Text Mining and Retrieval Leiden


Big data in archaeology: harnessing the hidden knowledge in the “graveyard” of Malta reports

PhD project Alex Brandsen

This project will investigate the analysis and indexing of the full corpus of archaeological reports produced over the last 20 years of Malta research, which is more than 60,000 in number and quickly growing. The goal is to establish a visual search and querying service that allows researchers to quickly retrieve the most valuable digital resources, in order to allow them to integrate and synthesise the results into a coherent narrative of the past.

The current focus of the project is to implement Named Entity Recognition to automatically detect archaeological entities (such as artefact, time period, and so on), and integrating these into a search engine. A proof of concept has been built and is currently being used as a starting point for discussion and user requirement solicitation with a representative group of end users.

Supervisors: Karsten Lambers (Archeology), Milco Wansleeben (Archeology), Suzan Verberne (LIACS)

Knowledge Discovery and Data Mining from patient experience repositories

PhD Project Anne Dirkson

This PhD project, funded by the Dutch SIDN fonds, is part of the Patient Forum Miner (PFM) research programme. Patients often share experiences on internet forums. These experiences often contain valuable information for patients, medical specialists and researchers. This information is hidden in an abundance of messages for emotional support. The aim of the PFM programme is to extract the information which is of real value and to formulate hypotheses which can be input for further clinical research.

Supervisors: Suzan Verberne (LIACS), Wessel Kraaij (LIACS)

Measuring relevance and relations of Dutch legal publications

PhD project Gineke Wiggers

Legal scholars and professionals are confronted with a rapidly increasing volume of legal publications. Only part of these publications are relevant enough to be cited. This project aims to determine which documents that are, and whether alternative metrics are a reliable way to predict whether documents will be cited, in order to be able to present the user the most relevant publications first.

Supervisors: Gerrit-Jan Zwenne (Law), Suzan Verberne (LIACS)

Automated text analysis of policy-related documentation

PhD Project Hugo de Vos

The aim of this project is to investigate methods for automatically extracting information from policy documents. Political institution (like the Council of the European Union and the European Parliament) generate large bodies of text. These great amounts of text can impossibly be read by a researcher. Contrary to human researchers, computers are able to read thousands of documents a day. In this research project we look for ways to utilize this ability of computers for the benefit of Political Research. Enlarging the number of documents that can be studied in a project, allows for new questions to be investigated that were impossible to answer before.

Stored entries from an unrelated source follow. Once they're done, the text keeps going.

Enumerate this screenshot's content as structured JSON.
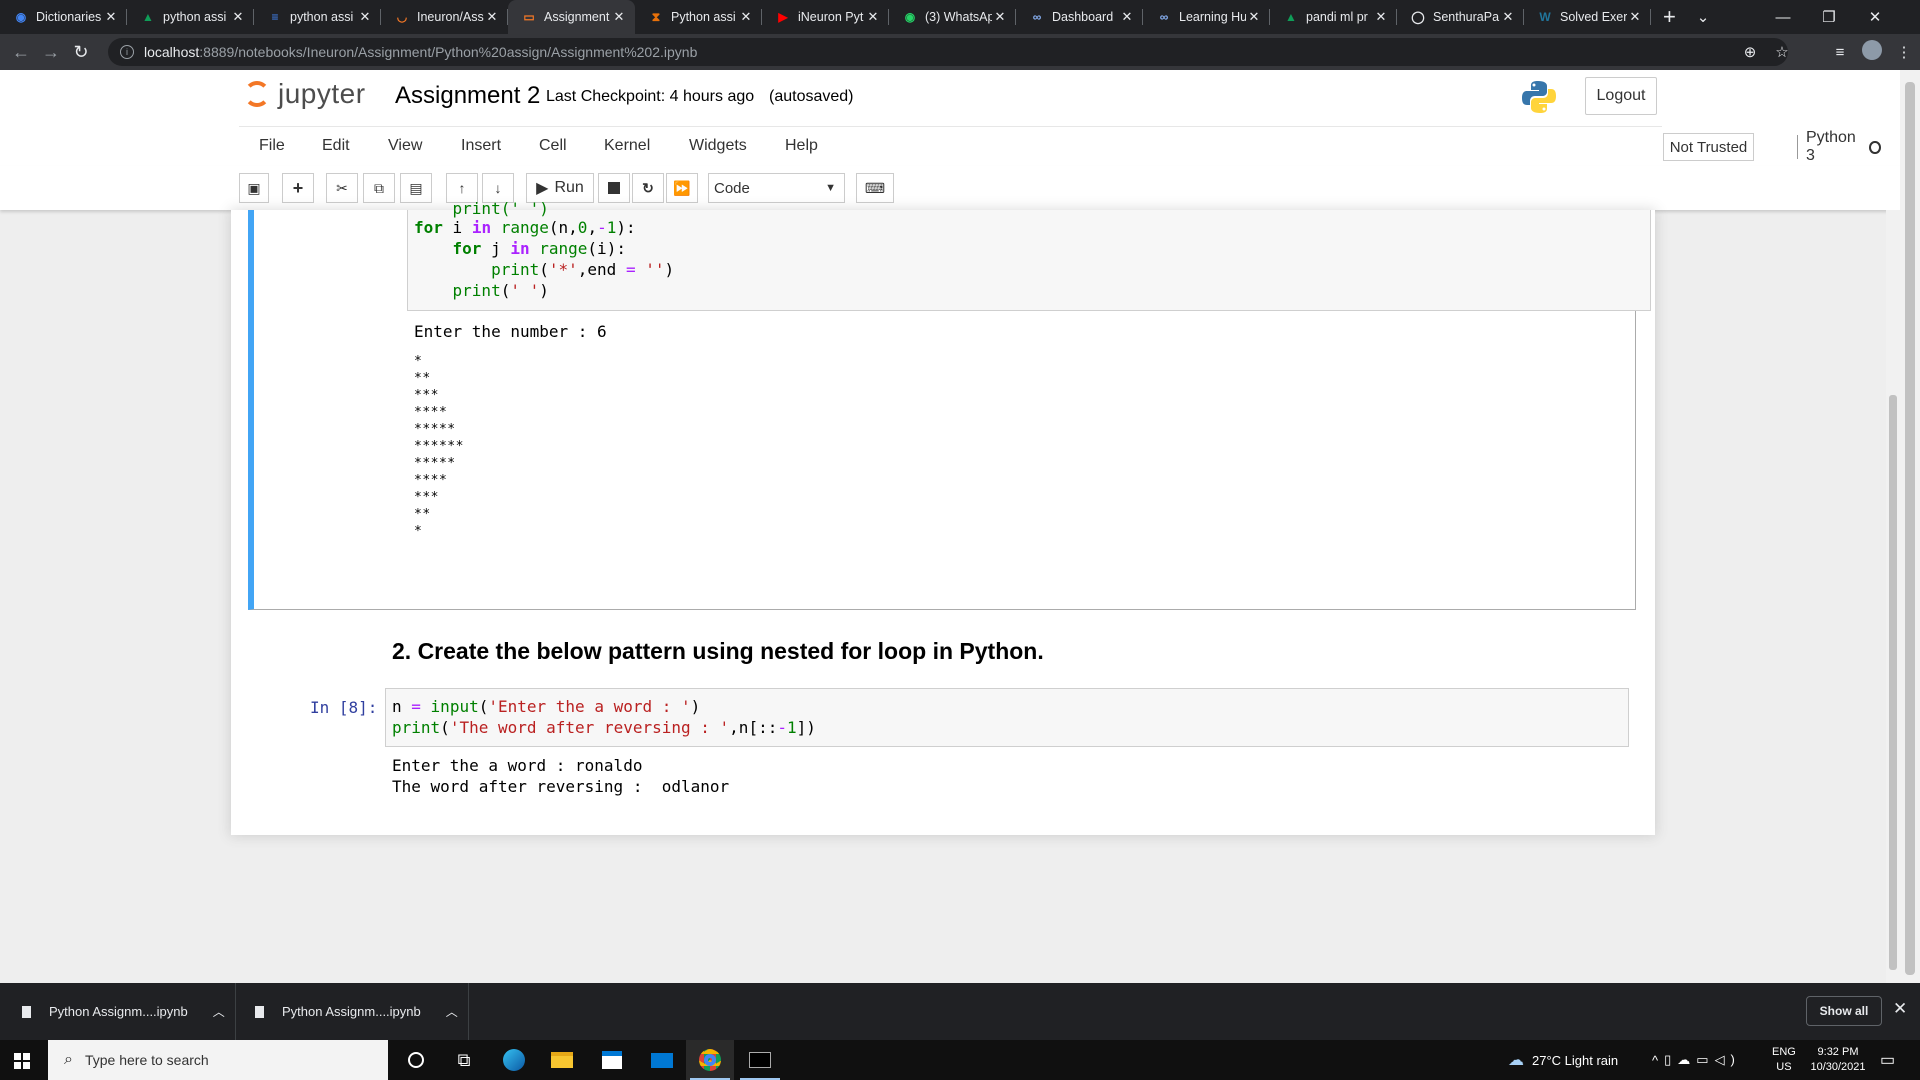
{
  "browser": {
    "tabs": [
      {
        "title": "Dictionaries",
        "color": "#4285f4",
        "glyph": "◉"
      },
      {
        "title": "python assi",
        "color": "#0f9d58",
        "glyph": "▲"
      },
      {
        "title": "python assi",
        "color": "#4285f4",
        "glyph": "≡"
      },
      {
        "title": "Ineuron/Ass",
        "color": "#f37726",
        "glyph": "◡"
      },
      {
        "title": "Assignment",
        "color": "#f37726",
        "glyph": "▭"
      },
      {
        "title": "Python assi",
        "color": "#e8710a",
        "glyph": "⧗"
      },
      {
        "title": "iNeuron Pyt",
        "color": "#ff0000",
        "glyph": "▶"
      },
      {
        "title": "(3) WhatsAp",
        "color": "#25d366",
        "glyph": "◉"
      },
      {
        "title": "Dashboard",
        "color": "#8ab4f8",
        "glyph": "∞"
      },
      {
        "title": "Learning Hu",
        "color": "#8ab4f8",
        "glyph": "∞"
      },
      {
        "title": "pandi ml pr",
        "color": "#0f9d58",
        "glyph": "▲"
      },
      {
        "title": "SenthuraPa",
        "color": "#e8eaed",
        "glyph": "◯"
      },
      {
        "title": "Solved Exer",
        "color": "#21759b",
        "glyph": "W"
      }
    ],
    "active_tab_index": 4,
    "url_host": "localhost",
    "url_path": ":8889/notebooks/Ineuron/Assignment/Python%20assign/Assignment%202.ipynb"
  },
  "jupyter": {
    "logo_text": "jupyter",
    "notebook_name": "Assignment 2",
    "checkpoint": "Last Checkpoint: 4 hours ago",
    "autosaved": "(autosaved)",
    "logout_label": "Logout",
    "menu": [
      "File",
      "Edit",
      "View",
      "Insert",
      "Cell",
      "Kernel",
      "Widgets",
      "Help"
    ],
    "trust_label": "Not Trusted",
    "kernel_name": "Python 3",
    "toolbar": {
      "run_label": "Run",
      "cell_type": "Code"
    }
  },
  "cells": {
    "cell1": {
      "code_lines": [
        "    print(' ')",
        "for i in range(n,0,-1):",
        "    for j in range(i):",
        "        print('*',end = '')",
        "    print(' ')"
      ],
      "output_prompt_line": "Enter the number : 6",
      "star_lines": [
        "*",
        "**",
        "***",
        "****",
        "*****",
        "******",
        "*****",
        "****",
        "***",
        "**",
        "*"
      ]
    },
    "markdown2": "2. Create the below pattern using nested for loop in Python.",
    "cell2": {
      "prompt": "In [8]:",
      "code_lines": [
        "n = input('Enter the a word : ')",
        "print('The word after reversing : ',n[::-1])"
      ],
      "output_lines": [
        "Enter the a word : ronaldo",
        "The word after reversing :  odlanor"
      ]
    }
  },
  "downloads": {
    "items": [
      "Python Assignm....ipynb",
      "Python Assignm....ipynb"
    ],
    "show_all_label": "Show all"
  },
  "taskbar": {
    "search_placeholder": "Type here to search",
    "weather": "27°C  Light rain",
    "lang": "ENG",
    "region": "US",
    "time": "9:32 PM",
    "date": "10/30/2021"
  }
}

Using techniques from Text Mining and Natural Language Processing, we try to search for patterns in the large collections of text created by institutions of the European Union.

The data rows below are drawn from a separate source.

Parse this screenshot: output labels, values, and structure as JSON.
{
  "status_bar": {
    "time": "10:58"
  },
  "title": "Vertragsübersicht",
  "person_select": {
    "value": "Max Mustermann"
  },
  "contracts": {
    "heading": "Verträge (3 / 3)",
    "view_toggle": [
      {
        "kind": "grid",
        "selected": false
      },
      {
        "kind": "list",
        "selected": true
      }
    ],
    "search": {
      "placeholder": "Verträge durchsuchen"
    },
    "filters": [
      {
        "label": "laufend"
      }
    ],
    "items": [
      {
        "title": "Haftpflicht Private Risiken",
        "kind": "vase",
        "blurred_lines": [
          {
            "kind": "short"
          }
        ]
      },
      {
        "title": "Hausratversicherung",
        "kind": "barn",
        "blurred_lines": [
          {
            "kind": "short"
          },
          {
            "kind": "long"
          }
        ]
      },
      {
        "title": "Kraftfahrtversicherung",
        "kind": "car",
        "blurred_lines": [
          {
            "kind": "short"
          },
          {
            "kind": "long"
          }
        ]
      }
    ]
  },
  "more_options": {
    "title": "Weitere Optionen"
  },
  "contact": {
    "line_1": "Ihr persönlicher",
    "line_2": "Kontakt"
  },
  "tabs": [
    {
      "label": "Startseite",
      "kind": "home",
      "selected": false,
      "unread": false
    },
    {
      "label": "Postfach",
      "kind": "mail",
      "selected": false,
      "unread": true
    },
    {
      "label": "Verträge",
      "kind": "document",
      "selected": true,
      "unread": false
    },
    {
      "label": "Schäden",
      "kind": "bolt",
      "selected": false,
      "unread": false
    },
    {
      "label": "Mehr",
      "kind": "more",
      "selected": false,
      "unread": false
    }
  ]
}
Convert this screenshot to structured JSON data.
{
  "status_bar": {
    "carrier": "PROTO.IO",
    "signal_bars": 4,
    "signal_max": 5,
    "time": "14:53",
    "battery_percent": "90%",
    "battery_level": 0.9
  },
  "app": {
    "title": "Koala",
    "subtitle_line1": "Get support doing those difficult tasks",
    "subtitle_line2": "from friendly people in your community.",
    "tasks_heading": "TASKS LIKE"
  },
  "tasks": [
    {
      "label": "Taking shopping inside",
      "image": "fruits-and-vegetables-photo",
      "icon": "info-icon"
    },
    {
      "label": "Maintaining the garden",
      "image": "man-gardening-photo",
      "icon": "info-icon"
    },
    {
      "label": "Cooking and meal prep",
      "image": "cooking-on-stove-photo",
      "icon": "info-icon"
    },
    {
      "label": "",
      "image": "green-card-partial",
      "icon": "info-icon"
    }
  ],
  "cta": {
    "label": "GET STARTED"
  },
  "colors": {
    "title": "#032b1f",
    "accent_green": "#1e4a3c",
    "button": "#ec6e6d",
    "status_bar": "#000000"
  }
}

Supervisors: Bernard Steunenberg (FGGA), Rik de Ruiter (FGGA), Suzan Verberne (LIACS), Willem Heiser (Statistical Science)

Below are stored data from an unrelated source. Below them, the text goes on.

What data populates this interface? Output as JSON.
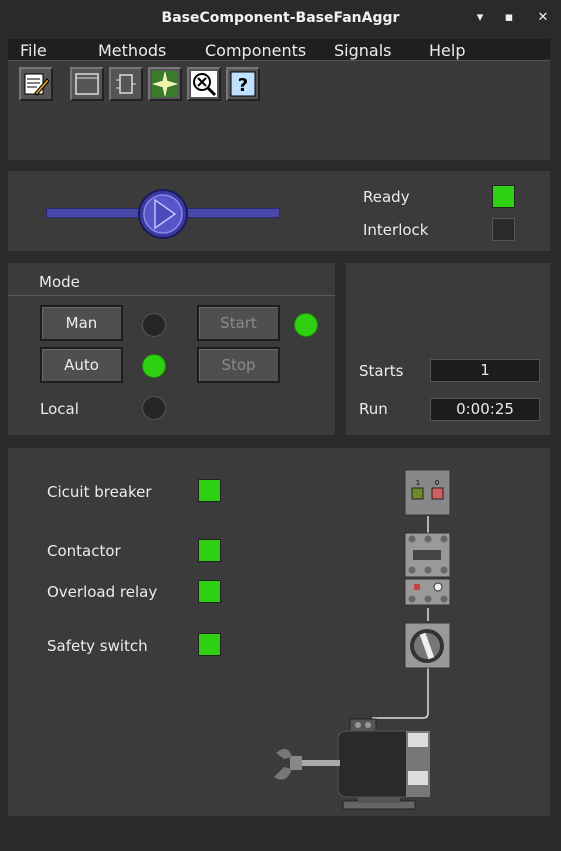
{
  "window": {
    "title": "BaseComponent-BaseFanAggr",
    "min": "▾",
    "max": "▪",
    "close": "✕"
  },
  "menu": [
    "File",
    "Methods",
    "Components",
    "Signals",
    "Help"
  ],
  "toolbar": [
    {
      "icon": "notepad-edit-icon"
    },
    {
      "icon": "window-icon"
    },
    {
      "icon": "component-icon"
    },
    {
      "icon": "flash-star-icon"
    },
    {
      "icon": "search-x-icon"
    },
    {
      "icon": "help-icon",
      "label": "?"
    }
  ],
  "status": {
    "ready_label": "Ready",
    "interlock_label": "Interlock",
    "ready": true,
    "interlock": false
  },
  "fan": {
    "speed_fraction": 0.5
  },
  "mode": {
    "title": "Mode",
    "man_label": "Man",
    "auto_label": "Auto",
    "local_label": "Local",
    "start_label": "Start",
    "stop_label": "Stop",
    "man_active": false,
    "auto_active": true,
    "local_active": false,
    "start_active": true
  },
  "counters": {
    "starts_label": "Starts",
    "starts_value": "1",
    "run_label": "Run",
    "run_value": "0:00:25"
  },
  "signals": [
    {
      "label": "Cicuit breaker",
      "on": true
    },
    {
      "label": "Contactor",
      "on": true
    },
    {
      "label": "Overload relay",
      "on": true
    },
    {
      "label": "Safety switch",
      "on": true
    }
  ],
  "breaker": {
    "on_label": "1",
    "off_label": "0"
  },
  "colors": {
    "green": "#2fd012",
    "panel": "#3b3b3b",
    "accent": "#4848a8"
  }
}
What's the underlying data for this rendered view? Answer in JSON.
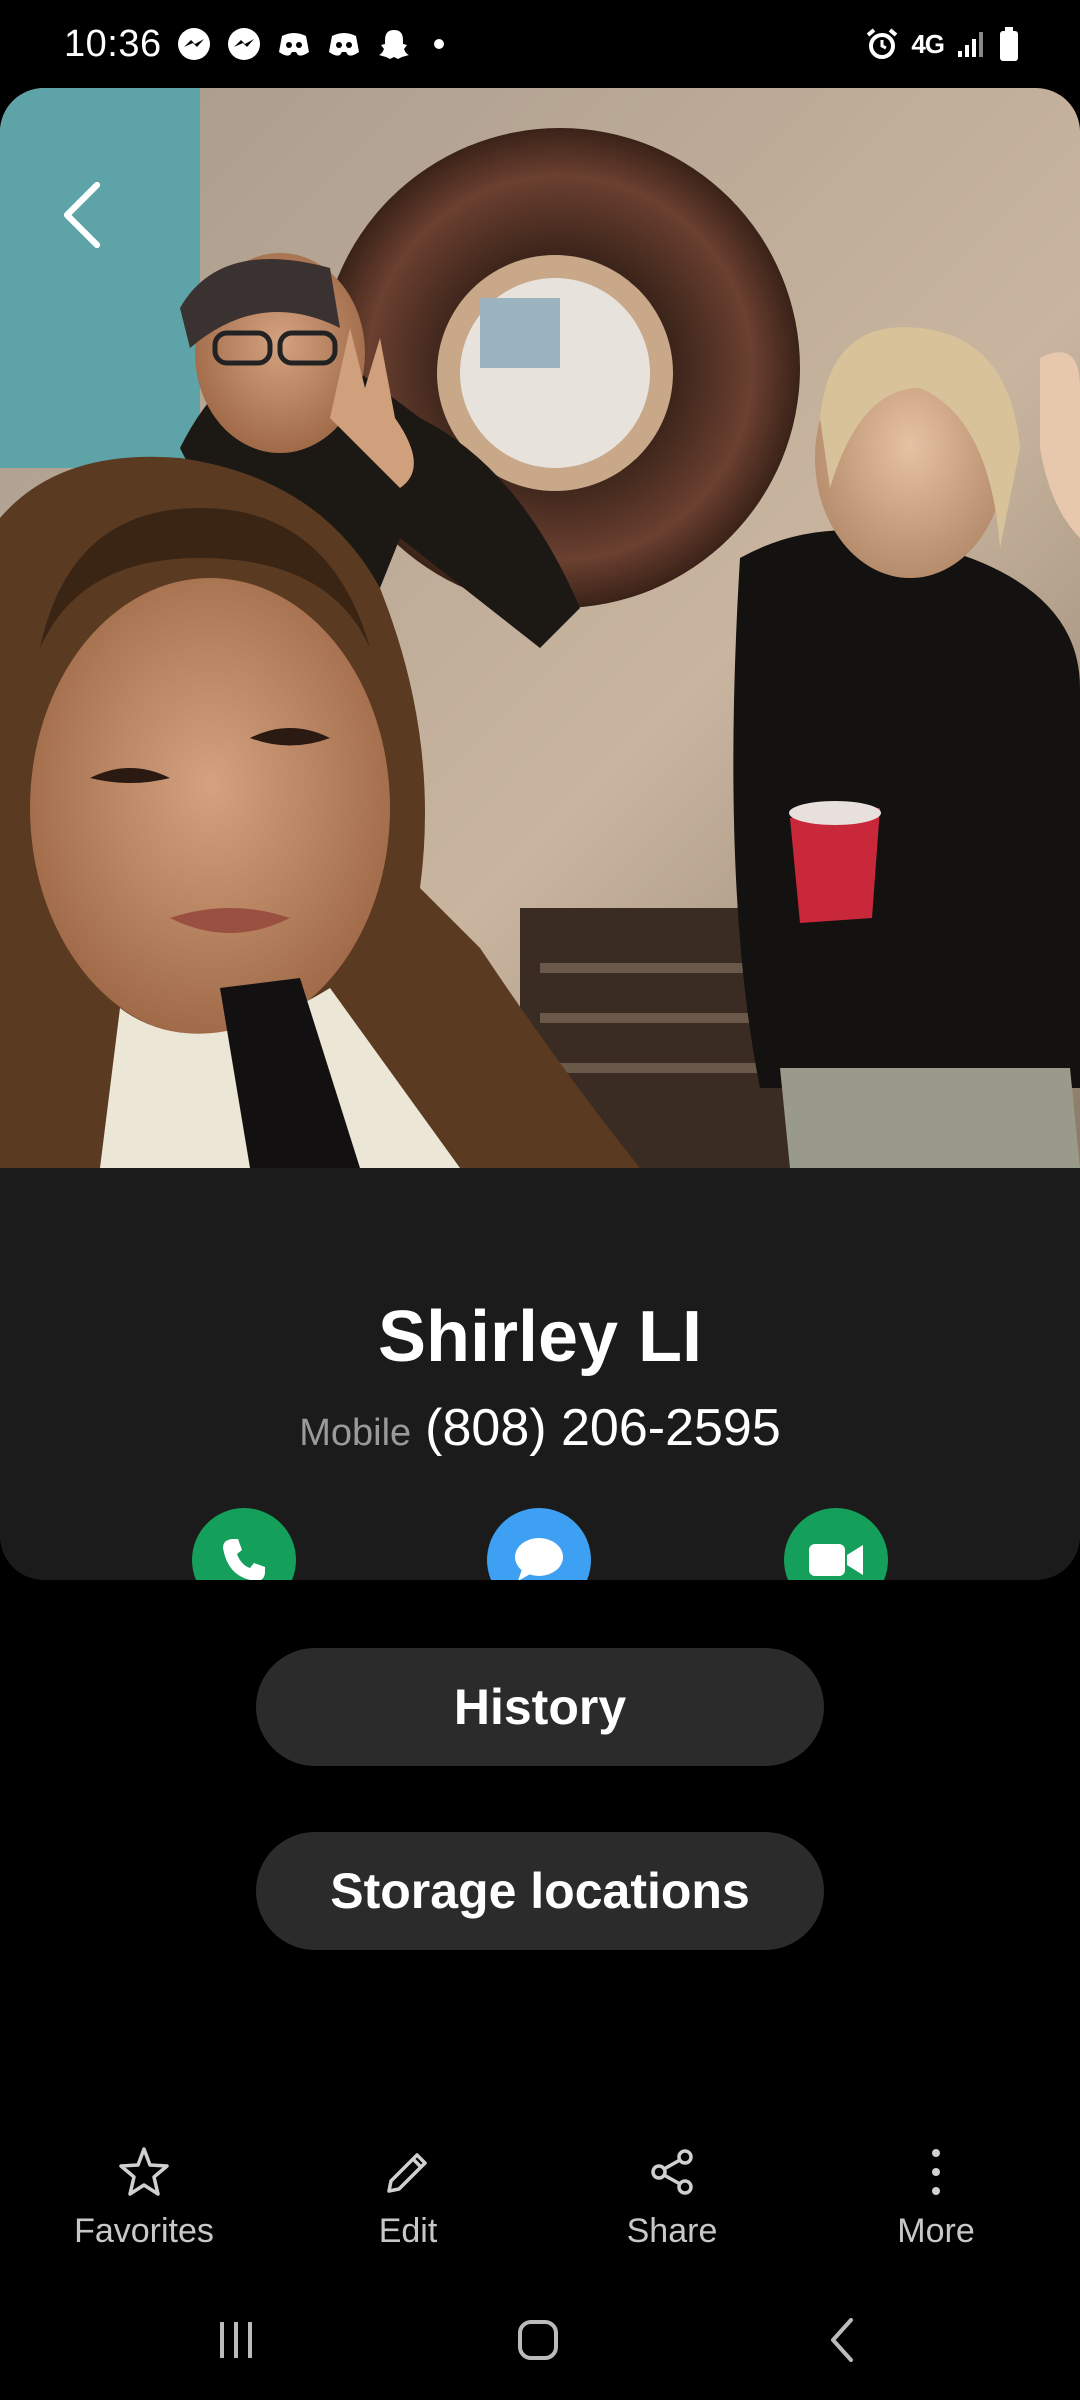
{
  "status_bar": {
    "time": "10:36",
    "network": "4G",
    "notification_icons": [
      "messenger-icon",
      "messenger-icon",
      "discord-icon",
      "discord-icon",
      "snapchat-icon"
    ],
    "system_icons": [
      "alarm-icon",
      "signal-icon",
      "battery-icon"
    ]
  },
  "contact": {
    "name": "Shirley LI",
    "phone_type": "Mobile",
    "phone_number": "(808) 206-2595"
  },
  "actions": {
    "call_icon": "phone-icon",
    "message_icon": "chat-icon",
    "video_icon": "video-camera-icon",
    "call_color": "#14a05a",
    "message_color": "#3ea0f2",
    "video_color": "#14a05a"
  },
  "buttons": {
    "history": "History",
    "storage": "Storage locations"
  },
  "toolbar": {
    "favorites": "Favorites",
    "edit": "Edit",
    "share": "Share",
    "more": "More"
  },
  "nav": [
    "recents-icon",
    "home-icon",
    "back-icon"
  ]
}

Detecting cross-linguistic syntactic differences automatically

PhD Project Martin Kroon

The main goal of comparative syntactic research is to discover the syntactic principles that all natural languages have in common, but so far it has been impossible to compare large sets of syntactic constructions in large sets of languages systematically and automatically. The online availability of parallel text corpora and software tools to align, enrich, search and analyse them has the potential to make automatic massive systematic cross-linguistic syntactic comparison possible for the first time.

Supervisors: Sjef Barbiers (Humanities), Jan Odijk (Utrecht University), Stéphanie van der Pas (Statistical Science)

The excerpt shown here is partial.